Xanax is a type of benzodiazepine, a "central nervous system depressant" designed to "sedate, induce sleep, prevent seizures, and relieve anxiety," according to the Centers For Disease Control and Prevention (CDC). It's commonly prescribed to treat generalized anxiety disorder and panic disorder. For Cyrus, the drug was a way to "silence things out for a second and numb [her] pain." It was also highly accessible for the star. "I was surrounded by people who were easily able to get it by buying it from people," she recalled.

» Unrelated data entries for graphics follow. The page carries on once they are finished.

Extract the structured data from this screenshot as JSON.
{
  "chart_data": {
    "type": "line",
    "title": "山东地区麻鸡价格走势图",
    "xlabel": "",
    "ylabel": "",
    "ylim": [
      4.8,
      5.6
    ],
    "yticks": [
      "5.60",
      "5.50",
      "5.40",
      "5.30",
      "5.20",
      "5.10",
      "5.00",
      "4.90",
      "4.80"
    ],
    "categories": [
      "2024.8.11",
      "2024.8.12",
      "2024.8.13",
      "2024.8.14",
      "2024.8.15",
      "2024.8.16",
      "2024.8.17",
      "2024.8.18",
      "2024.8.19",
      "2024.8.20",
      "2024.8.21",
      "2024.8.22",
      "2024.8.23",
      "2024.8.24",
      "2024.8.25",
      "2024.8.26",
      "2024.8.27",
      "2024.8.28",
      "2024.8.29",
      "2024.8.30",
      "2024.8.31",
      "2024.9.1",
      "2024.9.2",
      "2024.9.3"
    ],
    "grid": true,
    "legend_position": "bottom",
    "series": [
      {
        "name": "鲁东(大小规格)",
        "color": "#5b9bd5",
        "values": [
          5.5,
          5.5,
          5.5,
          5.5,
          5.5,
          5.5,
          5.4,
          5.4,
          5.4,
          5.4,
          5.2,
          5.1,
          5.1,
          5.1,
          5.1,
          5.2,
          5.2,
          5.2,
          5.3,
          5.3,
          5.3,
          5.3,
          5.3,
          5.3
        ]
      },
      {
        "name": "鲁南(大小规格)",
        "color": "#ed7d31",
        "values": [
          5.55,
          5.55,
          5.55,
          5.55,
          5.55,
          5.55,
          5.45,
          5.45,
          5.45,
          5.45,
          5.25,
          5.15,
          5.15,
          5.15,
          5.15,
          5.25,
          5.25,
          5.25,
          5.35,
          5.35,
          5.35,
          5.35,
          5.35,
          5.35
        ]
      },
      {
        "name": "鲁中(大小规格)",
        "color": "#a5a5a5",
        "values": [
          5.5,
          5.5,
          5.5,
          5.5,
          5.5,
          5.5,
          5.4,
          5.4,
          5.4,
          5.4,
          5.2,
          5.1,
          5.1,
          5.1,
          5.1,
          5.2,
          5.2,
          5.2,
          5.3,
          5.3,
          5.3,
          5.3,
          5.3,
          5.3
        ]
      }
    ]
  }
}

As the addiction developed, "it just kind of becomes this dark pit, bottomless pit," Cyrus said. It began to affect her life in noticeable ways: sleeping through the day and waking up at 8 p.m., getting the days mixed up, and experiencing memory problems. In May 2020, the singer struggled to stay awake during an interview following the release of "The End of Everything," her second EP. "I was so far gone," she said.

Cyrus's turning point, she said, was the death of her grandmother in August 2020. "I felt so guilty for not being there when my grandma died," she said. "I was there physically, but emotionally, I was not there. I couldn't be." She remembered "sitting alone," scared, as she pushed away her loved ones.

As her recovery process began, Cyrus said, "I was being helped by everybody that I needed help from, and it took some time to get on my own two feet." Therapy and psychiatry helped, and so did working on her debut album (out Sept. 16). Cyrus recalled finding structure while working with a new manager and producer, even as she channeled her struggles into her songs. "I'm not going to hide my truth," Cyrus said. "I think it was evident that I was going through something the past couple years — I think my fans saw it. I think the public could see it."

Even as she opens up about her private battles with addiction, Cyrus wanted to be clear that she's still working through the process. "I'm not trying to be, like, any spokesperson for recovery or anything like that," she explained. "I, myself, am just going through it and figuring it out."